Sayap patah pepatah digubah
Guru digugu lan ditiru,
diikuti dan diteladani,
berubah menjelma menjadi
diguyu lan ditinggal turu,
ditertawakan dan ditinggal tidur.
Pertama
Peluru ketapel menembus,
tepat menghujam bola mata indah soko guru.
Seketika menganga,
darah mengalir deras
beriringan dengan degub kencang irama kekhawatiran.
Trauma melanda,
menyayat hati keluarga.
Semestinya dihormati,
berubah menjadi dimusuhi.
Tak sepantasnya dan sepatutnya
memperlakukan guru seperti itu,
bak memburu binatang,
tak berhenti sampai buruannya mati.
Jangan pernah bicara kemanusiaan
kalau kau binatang.
Naluri memanusiakan manusia
merupakan jalan bagi mereka yang punya akal dan hati nurani.
Kedua
Gaji tidak seberapa,
tuntutan tidak kira-kira.
Murid nakal, guru jadi sasaran.
Murid berprestasi, guru minim apresiasi.
Guru banyak kontribusi,
anehnya murid berjoget semakin menjadi-jadi.
Masih terngiang di telinga kita,
berita masif berseliweran menghiasi media massa:
Pak Guru Subhan dituntut habis-habisan
oleh orang tua yang tidak terima anaknya terluka.
Paralon kecil menjadi saksi bisu
betapa beratnya perjuangan seorang guru.
Mereka mendidik, mengarahkan, bahkan mencontohkan.
Pukulan sayang dari jemari tangan sang pena kebaikan
masih saja disalahtafsirkan.
Sang pencerah mulai gundah.
Orang tua dan anaknya tak lagi ramah.
Datang ke sekolah marah-marah,
membawa senjata dengan arogan.
Status sosial ditentukan oleh apa yang dimiliki dan siapa yang dikenal.
Ingin sekali kuhancurkan kepalaku sekaligus kuelus dengkulku
melihat peristiwa pilu yang dialami seorang guru.
Ketiga
Kasus suap seratus juta
menghebohkan jagad maya,
mengguncangkan dunia pendidikan
Negeri Wakanda bin Konoha, alias Enam Dua.
Guru takut menegur.
Etika dan moral semakin hancur.
Bertindak tegas, takut polisi.
Dituntut dan dijebloskan ke jeruji besi.
Keempat
Ibarat sebuah panggung pertunjukan,
pendidikan dianggap sebuah hiburan.
Mereka berjuang demi generasi unggulan,
tidak sedikit yang menertawakan,
terus dihantui ketidakpastian.
Janji-janji penguasa menggaung setiap tahunnya.

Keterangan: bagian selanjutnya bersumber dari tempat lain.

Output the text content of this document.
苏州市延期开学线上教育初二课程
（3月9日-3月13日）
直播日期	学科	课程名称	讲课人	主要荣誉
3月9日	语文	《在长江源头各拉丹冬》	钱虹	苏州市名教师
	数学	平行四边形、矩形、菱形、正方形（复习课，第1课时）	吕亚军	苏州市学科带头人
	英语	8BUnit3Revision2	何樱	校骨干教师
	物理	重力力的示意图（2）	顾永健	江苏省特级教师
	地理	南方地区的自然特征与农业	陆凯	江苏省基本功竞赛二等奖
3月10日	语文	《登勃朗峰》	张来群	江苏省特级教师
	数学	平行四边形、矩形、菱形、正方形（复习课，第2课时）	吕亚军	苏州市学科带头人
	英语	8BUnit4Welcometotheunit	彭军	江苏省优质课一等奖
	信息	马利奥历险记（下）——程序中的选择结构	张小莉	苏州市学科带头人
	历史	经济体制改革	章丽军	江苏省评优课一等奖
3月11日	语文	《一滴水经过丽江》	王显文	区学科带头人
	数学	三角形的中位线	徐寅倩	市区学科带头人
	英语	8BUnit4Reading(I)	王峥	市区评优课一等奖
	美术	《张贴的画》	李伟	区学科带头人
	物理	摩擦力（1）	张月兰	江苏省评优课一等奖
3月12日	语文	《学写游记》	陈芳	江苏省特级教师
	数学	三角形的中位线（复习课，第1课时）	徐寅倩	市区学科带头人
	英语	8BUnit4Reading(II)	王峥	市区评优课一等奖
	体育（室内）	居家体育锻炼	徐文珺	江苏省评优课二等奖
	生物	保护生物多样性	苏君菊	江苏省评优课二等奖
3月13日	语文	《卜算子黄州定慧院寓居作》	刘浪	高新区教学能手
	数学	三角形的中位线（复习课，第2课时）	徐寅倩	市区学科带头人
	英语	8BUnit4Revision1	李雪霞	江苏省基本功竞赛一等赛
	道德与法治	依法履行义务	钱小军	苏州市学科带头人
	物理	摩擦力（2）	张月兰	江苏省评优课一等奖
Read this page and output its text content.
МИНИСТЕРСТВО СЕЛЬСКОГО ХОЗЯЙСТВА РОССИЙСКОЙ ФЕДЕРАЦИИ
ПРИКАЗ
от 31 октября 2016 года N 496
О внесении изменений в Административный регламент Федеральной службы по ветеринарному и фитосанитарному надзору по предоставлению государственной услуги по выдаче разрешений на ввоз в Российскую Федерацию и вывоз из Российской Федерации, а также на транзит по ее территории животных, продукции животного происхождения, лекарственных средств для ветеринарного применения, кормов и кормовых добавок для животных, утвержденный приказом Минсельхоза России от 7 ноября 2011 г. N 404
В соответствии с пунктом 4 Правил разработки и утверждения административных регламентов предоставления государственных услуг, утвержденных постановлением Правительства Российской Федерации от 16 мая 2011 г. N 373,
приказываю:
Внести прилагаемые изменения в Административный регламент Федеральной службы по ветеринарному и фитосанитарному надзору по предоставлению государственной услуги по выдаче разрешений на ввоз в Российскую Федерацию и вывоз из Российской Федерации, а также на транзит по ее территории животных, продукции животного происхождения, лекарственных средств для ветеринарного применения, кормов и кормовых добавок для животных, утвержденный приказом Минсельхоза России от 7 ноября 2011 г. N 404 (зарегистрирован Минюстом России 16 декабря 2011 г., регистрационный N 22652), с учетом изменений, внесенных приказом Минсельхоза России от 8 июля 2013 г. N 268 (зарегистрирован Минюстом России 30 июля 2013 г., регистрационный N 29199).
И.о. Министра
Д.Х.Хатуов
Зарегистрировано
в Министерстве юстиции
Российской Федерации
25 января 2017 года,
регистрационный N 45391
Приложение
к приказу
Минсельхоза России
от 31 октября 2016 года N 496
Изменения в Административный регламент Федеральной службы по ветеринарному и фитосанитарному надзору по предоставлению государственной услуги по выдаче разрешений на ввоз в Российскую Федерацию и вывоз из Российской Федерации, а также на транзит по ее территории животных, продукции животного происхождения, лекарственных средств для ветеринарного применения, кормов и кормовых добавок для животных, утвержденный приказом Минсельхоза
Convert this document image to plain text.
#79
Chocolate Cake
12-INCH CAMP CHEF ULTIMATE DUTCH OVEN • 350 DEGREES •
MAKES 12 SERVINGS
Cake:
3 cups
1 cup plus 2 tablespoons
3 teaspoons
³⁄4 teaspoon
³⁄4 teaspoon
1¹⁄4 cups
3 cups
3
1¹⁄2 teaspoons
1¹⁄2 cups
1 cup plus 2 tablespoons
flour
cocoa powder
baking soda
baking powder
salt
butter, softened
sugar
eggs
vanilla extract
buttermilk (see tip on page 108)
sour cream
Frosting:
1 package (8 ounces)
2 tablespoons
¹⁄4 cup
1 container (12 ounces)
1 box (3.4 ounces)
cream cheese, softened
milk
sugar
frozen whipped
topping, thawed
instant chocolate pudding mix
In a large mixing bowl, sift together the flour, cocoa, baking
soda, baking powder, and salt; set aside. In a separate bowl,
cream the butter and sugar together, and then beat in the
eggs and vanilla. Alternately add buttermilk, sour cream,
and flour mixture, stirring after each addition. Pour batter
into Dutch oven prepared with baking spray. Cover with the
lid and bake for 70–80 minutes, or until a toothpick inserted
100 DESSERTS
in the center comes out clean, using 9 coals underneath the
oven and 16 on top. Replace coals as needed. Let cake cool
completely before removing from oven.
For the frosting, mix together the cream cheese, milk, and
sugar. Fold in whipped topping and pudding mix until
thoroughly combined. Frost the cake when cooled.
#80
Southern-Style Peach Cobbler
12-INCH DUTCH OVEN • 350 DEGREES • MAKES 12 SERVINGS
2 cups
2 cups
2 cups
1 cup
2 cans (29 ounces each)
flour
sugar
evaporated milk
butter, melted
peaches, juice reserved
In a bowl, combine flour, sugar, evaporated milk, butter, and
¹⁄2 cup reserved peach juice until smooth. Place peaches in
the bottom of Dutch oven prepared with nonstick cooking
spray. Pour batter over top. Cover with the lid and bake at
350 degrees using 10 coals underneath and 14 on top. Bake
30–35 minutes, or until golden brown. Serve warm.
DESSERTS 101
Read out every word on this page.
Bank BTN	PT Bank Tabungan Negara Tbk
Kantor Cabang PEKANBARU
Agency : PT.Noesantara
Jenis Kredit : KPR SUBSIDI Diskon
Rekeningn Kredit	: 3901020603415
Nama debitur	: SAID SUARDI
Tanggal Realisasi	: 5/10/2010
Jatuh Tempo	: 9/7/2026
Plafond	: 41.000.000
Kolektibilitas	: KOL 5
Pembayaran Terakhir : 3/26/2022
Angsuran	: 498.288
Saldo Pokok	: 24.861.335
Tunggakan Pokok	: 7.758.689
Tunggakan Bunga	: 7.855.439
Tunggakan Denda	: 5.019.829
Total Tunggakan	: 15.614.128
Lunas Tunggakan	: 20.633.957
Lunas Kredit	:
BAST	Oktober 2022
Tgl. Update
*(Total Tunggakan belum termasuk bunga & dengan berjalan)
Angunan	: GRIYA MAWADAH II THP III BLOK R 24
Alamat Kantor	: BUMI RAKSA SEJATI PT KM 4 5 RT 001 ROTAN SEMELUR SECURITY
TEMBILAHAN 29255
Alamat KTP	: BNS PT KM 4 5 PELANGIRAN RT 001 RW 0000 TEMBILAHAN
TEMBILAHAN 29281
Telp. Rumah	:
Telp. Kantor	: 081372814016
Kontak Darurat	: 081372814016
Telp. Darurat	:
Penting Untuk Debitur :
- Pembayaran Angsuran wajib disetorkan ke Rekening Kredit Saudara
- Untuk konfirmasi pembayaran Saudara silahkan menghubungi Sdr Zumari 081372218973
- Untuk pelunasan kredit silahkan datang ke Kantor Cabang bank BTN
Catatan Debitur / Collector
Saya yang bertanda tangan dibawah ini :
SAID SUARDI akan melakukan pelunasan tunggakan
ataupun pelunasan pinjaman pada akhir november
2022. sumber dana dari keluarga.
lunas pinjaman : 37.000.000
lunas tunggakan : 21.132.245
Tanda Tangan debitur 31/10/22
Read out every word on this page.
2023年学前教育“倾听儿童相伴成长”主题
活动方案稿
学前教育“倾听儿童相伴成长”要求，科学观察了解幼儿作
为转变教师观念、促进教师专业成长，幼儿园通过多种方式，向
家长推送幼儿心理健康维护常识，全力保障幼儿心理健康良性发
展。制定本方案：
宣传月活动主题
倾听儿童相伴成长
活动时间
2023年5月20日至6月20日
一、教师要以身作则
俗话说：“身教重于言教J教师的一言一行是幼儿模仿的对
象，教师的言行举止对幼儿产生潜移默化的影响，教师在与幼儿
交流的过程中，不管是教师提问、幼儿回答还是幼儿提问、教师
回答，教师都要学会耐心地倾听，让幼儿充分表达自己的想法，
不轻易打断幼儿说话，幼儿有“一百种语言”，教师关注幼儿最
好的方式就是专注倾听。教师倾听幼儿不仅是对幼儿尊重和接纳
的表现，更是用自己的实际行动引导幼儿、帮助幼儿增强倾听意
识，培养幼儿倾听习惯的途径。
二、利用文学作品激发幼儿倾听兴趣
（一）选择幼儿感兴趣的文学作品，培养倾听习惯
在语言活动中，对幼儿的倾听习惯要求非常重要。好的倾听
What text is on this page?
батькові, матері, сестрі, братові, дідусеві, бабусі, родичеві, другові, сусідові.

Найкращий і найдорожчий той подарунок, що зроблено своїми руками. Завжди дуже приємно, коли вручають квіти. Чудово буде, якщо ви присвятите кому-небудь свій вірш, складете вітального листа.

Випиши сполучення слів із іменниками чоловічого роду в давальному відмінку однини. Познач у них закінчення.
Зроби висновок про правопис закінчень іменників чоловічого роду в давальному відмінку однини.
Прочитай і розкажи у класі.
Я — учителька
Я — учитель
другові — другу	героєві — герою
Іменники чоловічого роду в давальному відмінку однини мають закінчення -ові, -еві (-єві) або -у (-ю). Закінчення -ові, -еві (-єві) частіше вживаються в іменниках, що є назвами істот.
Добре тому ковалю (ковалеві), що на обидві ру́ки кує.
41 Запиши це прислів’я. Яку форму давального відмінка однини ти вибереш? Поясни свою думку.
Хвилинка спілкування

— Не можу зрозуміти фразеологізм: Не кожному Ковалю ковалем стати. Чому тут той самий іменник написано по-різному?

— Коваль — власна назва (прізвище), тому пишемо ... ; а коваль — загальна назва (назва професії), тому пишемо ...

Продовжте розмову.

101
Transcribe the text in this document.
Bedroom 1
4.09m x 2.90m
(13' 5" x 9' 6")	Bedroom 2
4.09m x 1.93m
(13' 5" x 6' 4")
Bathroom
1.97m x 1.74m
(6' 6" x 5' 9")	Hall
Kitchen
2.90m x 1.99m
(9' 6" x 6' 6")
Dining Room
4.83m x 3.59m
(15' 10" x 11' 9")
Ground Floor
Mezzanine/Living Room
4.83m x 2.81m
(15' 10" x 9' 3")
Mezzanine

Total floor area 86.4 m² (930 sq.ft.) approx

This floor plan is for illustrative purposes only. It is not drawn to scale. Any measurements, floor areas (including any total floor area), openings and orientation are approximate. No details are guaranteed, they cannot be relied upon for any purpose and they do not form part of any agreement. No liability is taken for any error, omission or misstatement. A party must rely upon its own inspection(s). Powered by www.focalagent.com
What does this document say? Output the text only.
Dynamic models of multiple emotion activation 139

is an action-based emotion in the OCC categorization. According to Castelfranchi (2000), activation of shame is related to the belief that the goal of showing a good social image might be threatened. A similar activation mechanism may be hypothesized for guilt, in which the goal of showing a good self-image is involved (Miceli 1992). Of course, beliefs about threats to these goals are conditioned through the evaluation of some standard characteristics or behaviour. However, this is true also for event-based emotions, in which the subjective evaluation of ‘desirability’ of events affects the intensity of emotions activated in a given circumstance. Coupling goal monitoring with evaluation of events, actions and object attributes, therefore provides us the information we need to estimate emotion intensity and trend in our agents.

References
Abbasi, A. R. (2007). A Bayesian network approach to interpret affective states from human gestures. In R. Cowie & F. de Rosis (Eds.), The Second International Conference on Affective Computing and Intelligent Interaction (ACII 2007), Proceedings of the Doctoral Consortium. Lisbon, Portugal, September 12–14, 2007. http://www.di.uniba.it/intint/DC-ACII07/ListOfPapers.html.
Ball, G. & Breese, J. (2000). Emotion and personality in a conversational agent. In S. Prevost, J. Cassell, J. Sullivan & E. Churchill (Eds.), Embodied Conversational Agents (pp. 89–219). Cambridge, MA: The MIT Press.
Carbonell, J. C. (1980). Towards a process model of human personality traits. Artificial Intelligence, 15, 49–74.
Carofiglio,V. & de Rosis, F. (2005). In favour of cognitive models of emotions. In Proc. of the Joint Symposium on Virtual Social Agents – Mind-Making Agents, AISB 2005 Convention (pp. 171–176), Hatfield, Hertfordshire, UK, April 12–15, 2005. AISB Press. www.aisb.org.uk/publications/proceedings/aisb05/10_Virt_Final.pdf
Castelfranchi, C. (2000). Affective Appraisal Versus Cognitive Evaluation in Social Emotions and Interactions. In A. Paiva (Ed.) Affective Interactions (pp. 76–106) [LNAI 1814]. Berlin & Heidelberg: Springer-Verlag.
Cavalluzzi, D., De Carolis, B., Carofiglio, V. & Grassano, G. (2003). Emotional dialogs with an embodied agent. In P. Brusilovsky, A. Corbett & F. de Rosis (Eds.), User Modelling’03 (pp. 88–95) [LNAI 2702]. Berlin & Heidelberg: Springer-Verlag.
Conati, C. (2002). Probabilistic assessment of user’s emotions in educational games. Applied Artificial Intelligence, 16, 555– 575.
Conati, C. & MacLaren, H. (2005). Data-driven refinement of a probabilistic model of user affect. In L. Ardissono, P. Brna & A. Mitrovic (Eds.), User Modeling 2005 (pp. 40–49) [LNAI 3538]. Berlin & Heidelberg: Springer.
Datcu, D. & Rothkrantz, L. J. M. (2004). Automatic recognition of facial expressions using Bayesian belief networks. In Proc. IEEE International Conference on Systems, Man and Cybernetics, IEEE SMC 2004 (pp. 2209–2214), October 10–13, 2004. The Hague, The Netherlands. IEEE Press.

Kenaikan gaji yang mereka inginkan hanya bualan.
Kebutuhan sehari-hari semakin melambung tinggi.
Iming-iming status kepegawaian tak kunjung usai.
Kelima
Aneh sekali.
Oknum guru amoral disanjung,
guru yang kritis dirundung.
Tiktoker simbol keterbukaan,
singer simbol kesenian.
Segalanya menjadi gamblang.
Viral maha segalanya, mengalahkan logika.
Haknya ditelantarkan atas dalih agama dan kebijakan penguasa.
Sungguh malang sekali nasibmu.
Semoga pemuja buta terkena karma.
Entahlah, kepada siapa kami mengadu.
Berbagai kejadian pilu menghantuimu,
seperti labirin buntu,
berputar-putar tak menentu.
Nasib tidak berpihak kepadamu.
Sungguh nahas keadaanmu.
Harus bertahan hidup
dengan gaji lima ratus ribu.
Jalan setapak kau lalui,
sungai-sungai kau susuri,
pegunungan terjal nan curam kau lewati
demi murid yang kau cintai,
atas nama pengabdian kepada negeri.
Miris mendengar berita terkini:
guru dibuli dan dimaki,
orang tua tidak peduli,
siswa kurang empati.
Sering mengusap peluh,
tidak sekalipun mengeluh.
Pikiran dan hatinya terlalu teduh,
bagai pohon rindang yang terus tumbuh.
Semangatmu terus bergelora
demi mencerdaskan anak bangsa.
Selalu optimis merajut asa,
meskipun hakmu dimonopoli penguasa.
Duhai pahlawan tanpa tanda jasa,
jasamu layak disematkan centang biru.
Lakumu patut ditiru.
Ilmumu menjadi tumpuan kami berpacu dengan waktu,
supaya negara kami layak disebut maju.